Die Fahrschule – und die Umsatzsteuer

Fahrunterricht in einer Fahrschule ist ein spezialisierter Unterricht, der für sich allein nicht der für den Schul- und Hochschulunterricht kennzeichnenden Vermittlung, Vertiefung und Entwicklung von Kenntnissen und Fähigkeiten in Bezug auf ein breites und vielfältiges Spektrum von Stoffen gleichkommt und deshalb nicht unter den Begriff des Schul- und Hochschulunterrichts i.S. des Art. 132 Abs. 1 Buchst. i und j MwStSystRL fällt.

Fahrunterricht in einer Fahrschule zum Erwerb der Fahrerlaubnisklassen B und C1 (Kraftfahrzeuge mit zulässiger Gesamtmasse von nicht mehr als 3.500 kg) ist mithin nicht umsatzsteuerfrei.

Im Streitfall betrieb die Klägerin, eine GmbH, eine Fahrschule. Sie wies in den von ihr ausgestellten Rechnungen keine Umsatzsteuer gesondert aus, weil sie der Auffassung war, ihre Leistungen seien umsatzsteuerfrei. Dem folgten weder das Finanzamt noch das Finanzgericht. Und auch der Bundesfinanzhof wies nun die Revision der Fahrschule zurück.
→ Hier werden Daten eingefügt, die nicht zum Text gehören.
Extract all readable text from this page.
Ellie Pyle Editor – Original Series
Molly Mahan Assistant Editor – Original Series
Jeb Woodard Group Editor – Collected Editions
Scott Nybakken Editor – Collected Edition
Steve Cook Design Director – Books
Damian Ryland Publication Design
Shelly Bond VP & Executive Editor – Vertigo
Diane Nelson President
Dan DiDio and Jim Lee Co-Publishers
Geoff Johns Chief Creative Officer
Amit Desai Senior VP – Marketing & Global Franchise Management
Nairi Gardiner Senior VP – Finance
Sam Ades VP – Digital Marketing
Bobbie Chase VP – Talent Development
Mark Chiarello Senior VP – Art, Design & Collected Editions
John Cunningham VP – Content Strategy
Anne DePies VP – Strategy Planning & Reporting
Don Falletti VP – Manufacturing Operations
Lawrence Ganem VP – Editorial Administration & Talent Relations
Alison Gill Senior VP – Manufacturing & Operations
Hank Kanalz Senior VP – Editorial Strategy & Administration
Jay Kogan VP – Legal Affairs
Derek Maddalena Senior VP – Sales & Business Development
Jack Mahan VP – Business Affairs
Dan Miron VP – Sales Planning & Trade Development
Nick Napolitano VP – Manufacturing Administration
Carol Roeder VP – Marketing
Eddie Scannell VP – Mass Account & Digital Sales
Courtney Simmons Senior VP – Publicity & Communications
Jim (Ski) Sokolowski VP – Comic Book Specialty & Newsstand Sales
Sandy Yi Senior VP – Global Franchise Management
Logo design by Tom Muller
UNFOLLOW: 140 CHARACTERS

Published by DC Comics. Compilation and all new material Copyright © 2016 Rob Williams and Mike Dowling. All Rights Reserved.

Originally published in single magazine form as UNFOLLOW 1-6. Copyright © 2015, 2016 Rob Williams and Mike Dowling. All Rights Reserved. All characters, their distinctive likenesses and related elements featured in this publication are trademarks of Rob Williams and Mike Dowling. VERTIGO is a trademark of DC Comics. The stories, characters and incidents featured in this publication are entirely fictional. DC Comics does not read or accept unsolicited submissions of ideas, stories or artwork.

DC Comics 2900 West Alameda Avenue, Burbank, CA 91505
Der Bundesfinanzhof hatte zunächst ein Vorabentscheidungsersuchen an den Gerichtshof der Europäischen Union zur Auslegung von Art. 132 Abs. 1 Buchst. i und j der der Mehrwertsteuersystemrichtlinie 2006/112/EG gerichtet. Dieses hatte der Unionsgerichtshof mit seinem Urteil „A & G Fahrschul-Akademie“ vom 14.03.20191 im Sinne der Finanzverwaltung beantwortet.
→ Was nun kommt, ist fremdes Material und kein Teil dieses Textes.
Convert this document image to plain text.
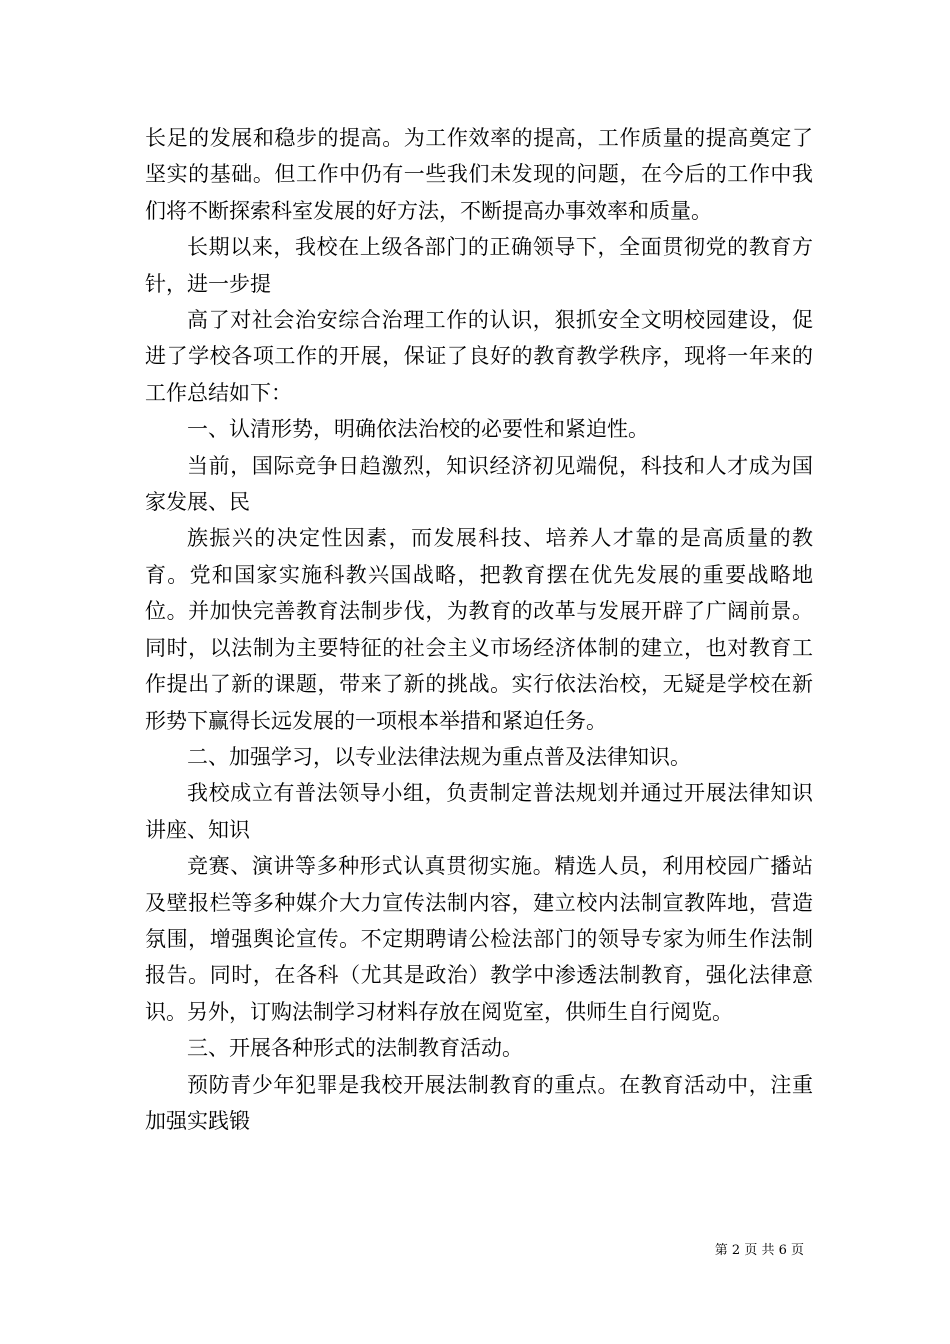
长足的发展和稳步的提高。为工作效率的提高，工作质量的提高奠定了坚实的基础。但工作中仍有一些我们未发现的问题，在今后的工作中我们将不断探索科室发展的好方法，不断提高办事效率和质量。

长期以来，我校在上级各部门的正确领导下，全面贯彻党的教育方针，进一步提

高了对社会治安综合治理工作的认识，狠抓安全文明校园建设，促进了学校各项工作的开展，保证了良好的教育教学秩序，现将一年来的工作总结如下：

一、认清形势，明确依法治校的必要性和紧迫性。

当前，国际竞争日趋激烈，知识经济初见端倪，科技和人才成为国家发展、民

族振兴的决定性因素，而发展科技、培养人才靠的是高质量的教育。党和国家实施科教兴国战略，把教育摆在优先发展的重要战略地位。并加快完善教育法制步伐，为教育的改革与发展开辟了广阔前景。同时，以法制为主要特征的社会主义市场经济体制的建立，也对教育工作提出了新的课题，带来了新的挑战。实行依法治校，无疑是学校在新形势下赢得长远发展的一项根本举措和紧迫任务。

二、加强学习，以专业法律法规为重点普及法律知识。

我校成立有普法领导小组，负责制定普法规划并通过开展法律知识讲座、知识

竞赛、演讲等多种形式认真贯彻实施。精选人员，利用校园广播站及壁报栏等多种媒介大力宣传法制内容，建立校内法制宣教阵地，营造氛围，增强舆论宣传。不定期聘请公检法部门的领导专家为师生作法制报告。同时，在各科（尤其是政治）教学中渗透法制教育，强化法律意识。另外，订购法制学习材料存放在阅览室，供师生自行阅览。

三、开展各种形式的法制教育活动。

预防青少年犯罪是我校开展法制教育的重点。在教育活动中，注重加强实践锻

第 2 页 共 6 页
Nach dem Urteil des Bundesfinanzhofs ist der von der Fahrschule geleistete Fahrunterricht nicht nach innerstaatlichem Recht steuerfrei. Denn es handelt sich mangels der hierfür erforderlichen Bescheinigung nicht um eine dem Schul- und Bildungszweck dienende Leistung, die i.S. von § 4 Nr. 21 des Umsatzsteuergesetzes steuerfrei ist. Die Fahrschule kann sich auch nicht unmittelbar auf Art. 132 Abs. 1 Buchst. i und j MwStSystRL mit dem danach von der Umsatzsteuer zu befreienden „Schul- und Hochschulunterricht“ berufen. Denn der Fahrunterricht in einer Fahrschule ist nach dem im Streitfall ergangenen Urteil des Unionsgerichtshofs ein spezialisierter Unterricht, der für sich allein nicht der für den Schul- und Hochschulunterricht kennzeichnenden Vermittlung, Vertiefung und Entwicklung von Kenntnissen und Fähigkeiten in Bezug auf ein breites und vielfältiges Spektrum von Stoffen gleichkommt und der deshalb nicht unter den Begriff des Schul- und Hochschulunterrichts i.S. des Art. 132 Abs. 1 Buchst. i und j MwStSystRL fällt2. Diese Wertung des Unionsgerichtshofs war für den Bundesfinanzhof bindend.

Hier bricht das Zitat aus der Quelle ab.